Waller is recognized as one of the more hawkish members of the Federal Open Market Committee, advocating for tighter monetary policy and higher interest rates to combat inflation that reached its highest level in over 40 years during the summer of 2022.

While Waller welcomed the recent reports on the direction of prices, he believed they also signaled that the Fed could maintain higher rates until it is confident that inflation is under control.

When asked if the rate hikes can be halted, Waller replied, “That depends on the data. We have to wait and see if this inflation trend continues. We have been caught off guard before, with inflation decreasing in 2021 and then rising again. In late 2022, we witnessed inflation decline, only to have it revised away.”

He added, “So, I want to exercise caution before declaring that we have successfully handled inflation. We need to observe a few more months of consistent trajectory before we can conclude that we are done taking action.”

Market expectations suggest a high probability that the Fed will not raise rates at its Sept. 19-20 meeting. However, there remains a 43.5% chance of an increase at the Oct. 31-Nov. 1 session, according to CME Group’s futures pricing analysis, indicating some uncertainty. Goldman Sachs recently projected that the Fed is finished with hikes.

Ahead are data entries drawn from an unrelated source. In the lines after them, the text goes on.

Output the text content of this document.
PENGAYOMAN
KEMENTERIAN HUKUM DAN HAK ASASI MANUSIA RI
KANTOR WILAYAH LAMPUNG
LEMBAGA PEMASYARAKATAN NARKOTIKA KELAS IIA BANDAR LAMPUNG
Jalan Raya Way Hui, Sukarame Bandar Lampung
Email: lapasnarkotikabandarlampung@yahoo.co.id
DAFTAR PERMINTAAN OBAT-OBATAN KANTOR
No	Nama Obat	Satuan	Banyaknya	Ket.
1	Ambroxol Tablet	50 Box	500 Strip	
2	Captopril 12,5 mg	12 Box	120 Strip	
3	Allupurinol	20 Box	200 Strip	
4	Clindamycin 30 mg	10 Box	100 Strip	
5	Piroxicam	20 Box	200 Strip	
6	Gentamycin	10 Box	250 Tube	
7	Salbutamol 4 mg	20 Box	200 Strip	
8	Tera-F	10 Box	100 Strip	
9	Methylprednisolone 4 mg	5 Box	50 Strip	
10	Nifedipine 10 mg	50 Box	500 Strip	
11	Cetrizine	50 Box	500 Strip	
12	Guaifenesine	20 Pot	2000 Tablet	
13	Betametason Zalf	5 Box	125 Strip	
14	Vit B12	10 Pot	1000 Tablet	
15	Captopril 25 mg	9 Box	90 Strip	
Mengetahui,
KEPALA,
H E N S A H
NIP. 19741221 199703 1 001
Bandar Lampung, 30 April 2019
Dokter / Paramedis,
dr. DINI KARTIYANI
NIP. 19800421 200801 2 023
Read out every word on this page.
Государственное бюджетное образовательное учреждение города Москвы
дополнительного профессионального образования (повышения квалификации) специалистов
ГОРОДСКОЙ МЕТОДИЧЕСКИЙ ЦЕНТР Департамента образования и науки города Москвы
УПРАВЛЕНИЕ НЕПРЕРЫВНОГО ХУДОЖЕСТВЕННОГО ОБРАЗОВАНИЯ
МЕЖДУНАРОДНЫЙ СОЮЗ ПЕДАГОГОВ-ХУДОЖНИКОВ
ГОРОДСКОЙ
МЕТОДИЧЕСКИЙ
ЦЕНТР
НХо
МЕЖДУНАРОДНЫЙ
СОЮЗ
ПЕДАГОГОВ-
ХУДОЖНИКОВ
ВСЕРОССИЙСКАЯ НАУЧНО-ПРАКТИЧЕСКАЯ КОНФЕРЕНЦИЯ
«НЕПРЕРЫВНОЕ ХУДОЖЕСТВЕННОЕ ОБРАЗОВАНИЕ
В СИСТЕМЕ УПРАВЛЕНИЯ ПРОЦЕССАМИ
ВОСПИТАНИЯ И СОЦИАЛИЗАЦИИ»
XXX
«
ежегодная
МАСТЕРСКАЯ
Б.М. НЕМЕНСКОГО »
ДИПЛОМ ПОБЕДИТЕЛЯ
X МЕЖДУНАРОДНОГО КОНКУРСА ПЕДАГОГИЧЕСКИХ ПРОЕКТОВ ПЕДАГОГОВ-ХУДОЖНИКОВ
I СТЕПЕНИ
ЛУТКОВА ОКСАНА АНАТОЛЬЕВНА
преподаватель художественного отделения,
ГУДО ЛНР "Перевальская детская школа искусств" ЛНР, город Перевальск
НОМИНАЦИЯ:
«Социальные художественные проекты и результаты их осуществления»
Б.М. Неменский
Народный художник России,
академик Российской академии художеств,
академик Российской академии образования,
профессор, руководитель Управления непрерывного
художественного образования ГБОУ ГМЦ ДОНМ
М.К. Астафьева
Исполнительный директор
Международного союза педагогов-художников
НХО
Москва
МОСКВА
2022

Waller argued, “I don’t think one more hike would necessarily lead the economy into a recession, even if we felt it was necessary. It’s not evident that we would seriously harm the job market by raising rates one more time.”

Waller’s statements come shortly after Fed Chair Jerome Powell acknowledged that inflation remains high and might require additional rate increases, but the policymakers will exercise caution before making any moves.